我们的初步研究为葡萄糖升高如何增加氧化应激和氧化应激提供了新的见解。 其对细胞功能的影响是通过其机制介导的。培养的人内皮细胞的暴露 升高葡萄糖7-10天后，NO和超氧阴离子（Oa-）的产生均增加。NO是 通过与O2-反应以形成反应产物过氧亚硝酸盐（OONO）而失活，并且增加的过氧亚硝酸盐的水平。 其与酪氨酸的反应产物硝基酪氨酸存在于细胞中。虽然许多蛋白质的功能 可能受到影响，我们已经发现前列环素合酶（PGIS）被酪氨酸硝化失活， 内皮细胞在高浓度葡萄糖中生长。这不仅可以解释为什么糖尿病会降低 PGI 2，但也为什么增加已注意到PGI 2前体，PGH 2，激活血栓烷A2 受体（TPr）。

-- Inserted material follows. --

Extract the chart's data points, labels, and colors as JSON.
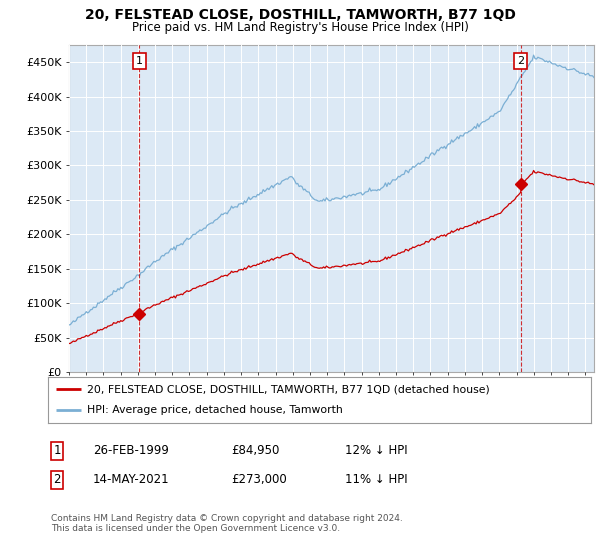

TPr的激活可增加VCAM-1和ICAM-1的表达以及细胞凋亡。 人内皮细胞粘附分子的表达和细胞凋亡， 动脉粥样硬化形成，也被O2-增强，事实上，暴露于升高的葡萄糖会增强粘附 分子表达和细胞凋亡的机制依赖O2-和TPr。我确已发现， 阻断TPr可抑制糖尿病对载脂蛋白E缺陷型糖尿病患者的造血功能的显著增强， 老鼠.我们的总体假设是氧化应激在动脉粥样硬化形成中的作用 作为PGIS失活的结果，重要地通过TPr介导。此外，在此背景下， 我们已经发现AICAR，一种AMP激酶的刺激剂，可以防止内皮细胞的氧化应激， 细胞暴露于高浓度葡萄糖，并抑制VCAM-1的表达由TNF_α诱导。我们的目标是：1） 确定升高的葡萄糖和脂肪酸增加NO和O2-的产生的机制， 导致酪氨酸硝化和PGI合成酶失活。AMP激酶在氧化调节中的作用 将研究通过PKC的应激。2)为了确定类花生酸产物对TPr刺激的作用， 内皮细胞氧化应激和PGI合酶失活导致白细胞粘附增加， 由高糖和脂肪酸引起的细胞凋亡，和3）确定氧化应激，PGIS失活， 而TPr在转基因小鼠模型中与糖尿病引起的动脉粥样硬化形成增加相反。激活 AMP激酶作为减少氧化应激的策略将被探索。